Tafadzwa Choto, ISO Zimbabwe's national coordinator, urged activists protesting at the Commonwealth Heads of Government Meeting in Brisbane in October not to be taken in by Zimbabwe president Robert Mugabe's "anti-imperialist" rhetoric. "Mugabe talks left but acts right", she told GLW.
"The West is now hostile to Mugabe because he can no longer guarantee the profits for their capitalists. They were friends until 1996, because Mugabe loyally implemented the World Bank's Economic Structural Adjustment Program. In 1996, the workers started to rise up against ZANU-PF's IMF and World Bank policies. That is when the friendship broke.
"ZANU-PF has grasped the significance of the anti-capitalist demonstrations that have taken place in the West.
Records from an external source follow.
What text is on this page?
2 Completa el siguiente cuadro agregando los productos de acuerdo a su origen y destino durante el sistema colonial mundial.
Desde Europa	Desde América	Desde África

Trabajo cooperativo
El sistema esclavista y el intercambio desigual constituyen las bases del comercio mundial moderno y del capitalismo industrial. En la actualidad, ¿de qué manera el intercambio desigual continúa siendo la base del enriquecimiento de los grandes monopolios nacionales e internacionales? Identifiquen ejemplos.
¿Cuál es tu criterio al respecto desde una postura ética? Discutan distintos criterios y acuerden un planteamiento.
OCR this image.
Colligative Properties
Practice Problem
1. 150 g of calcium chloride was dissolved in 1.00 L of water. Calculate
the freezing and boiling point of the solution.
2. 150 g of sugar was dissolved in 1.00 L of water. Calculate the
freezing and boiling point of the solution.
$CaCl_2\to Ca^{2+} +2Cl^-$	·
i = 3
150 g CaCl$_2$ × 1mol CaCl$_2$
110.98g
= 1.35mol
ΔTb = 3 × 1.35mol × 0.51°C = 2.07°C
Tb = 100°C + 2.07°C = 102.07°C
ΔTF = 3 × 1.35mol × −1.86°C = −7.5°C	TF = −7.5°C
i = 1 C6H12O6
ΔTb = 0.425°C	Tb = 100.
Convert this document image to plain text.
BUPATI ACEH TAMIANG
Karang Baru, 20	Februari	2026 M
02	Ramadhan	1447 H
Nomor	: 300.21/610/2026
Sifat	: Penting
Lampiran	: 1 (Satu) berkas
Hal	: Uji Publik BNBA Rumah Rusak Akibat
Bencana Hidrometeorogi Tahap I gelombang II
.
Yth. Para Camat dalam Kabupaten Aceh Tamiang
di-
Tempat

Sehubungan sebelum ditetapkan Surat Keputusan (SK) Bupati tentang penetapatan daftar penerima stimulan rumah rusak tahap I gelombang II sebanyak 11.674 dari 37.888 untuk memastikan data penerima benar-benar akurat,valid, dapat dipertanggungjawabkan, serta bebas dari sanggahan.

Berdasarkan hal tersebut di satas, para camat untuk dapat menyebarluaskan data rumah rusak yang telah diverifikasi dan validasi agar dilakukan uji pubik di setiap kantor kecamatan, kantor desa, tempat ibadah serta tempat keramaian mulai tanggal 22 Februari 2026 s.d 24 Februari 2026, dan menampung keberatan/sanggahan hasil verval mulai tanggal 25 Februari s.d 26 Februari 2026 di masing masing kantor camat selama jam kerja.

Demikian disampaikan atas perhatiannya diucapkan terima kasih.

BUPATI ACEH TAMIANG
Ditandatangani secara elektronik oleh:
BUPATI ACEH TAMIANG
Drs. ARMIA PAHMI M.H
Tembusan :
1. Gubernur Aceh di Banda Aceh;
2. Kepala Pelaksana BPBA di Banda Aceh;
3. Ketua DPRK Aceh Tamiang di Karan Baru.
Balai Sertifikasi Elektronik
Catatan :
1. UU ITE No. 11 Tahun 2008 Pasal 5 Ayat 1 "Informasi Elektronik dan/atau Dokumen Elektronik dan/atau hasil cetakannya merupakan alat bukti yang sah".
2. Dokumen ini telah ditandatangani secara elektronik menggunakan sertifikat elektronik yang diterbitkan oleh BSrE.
So Mugabe is taking an 'anti-imperialist' stand and denouncing the IMF and World Bank. But in Zimbabwe, he doing completely the opposite. He is privatising university services, his police shoot striking workers, there are no medicines in the hospitals, he has outlawed strikes.
"Today, he hammers the IMF and World Bank, but his ministers are attending their meetings and promising to repay their loans. This anti-imperialist rhetoric is believed by some people on the left, not only here in Zimbabwe but also in other parts of the world. They see him as someone who is moving in the right direction.
"They ask us, 'Why are you supporting the Movement for Democratic Change instead of supporting Mugabe and his government?'. They don't understand the need to move with the workers. Mugabe doesn't have the support of the workers anymore. ZANU-PF did not manage to win even one seat in the urban areas in last year's election.
"We are going to send a statement to be read at the CHOGM demonstration exposing the hypocrisy of Mugabe and exposing Mugabe for the dictator he is. His government is a puppet of the IMF and the World Bank, which has caused untold suffering to the Zimbabweans."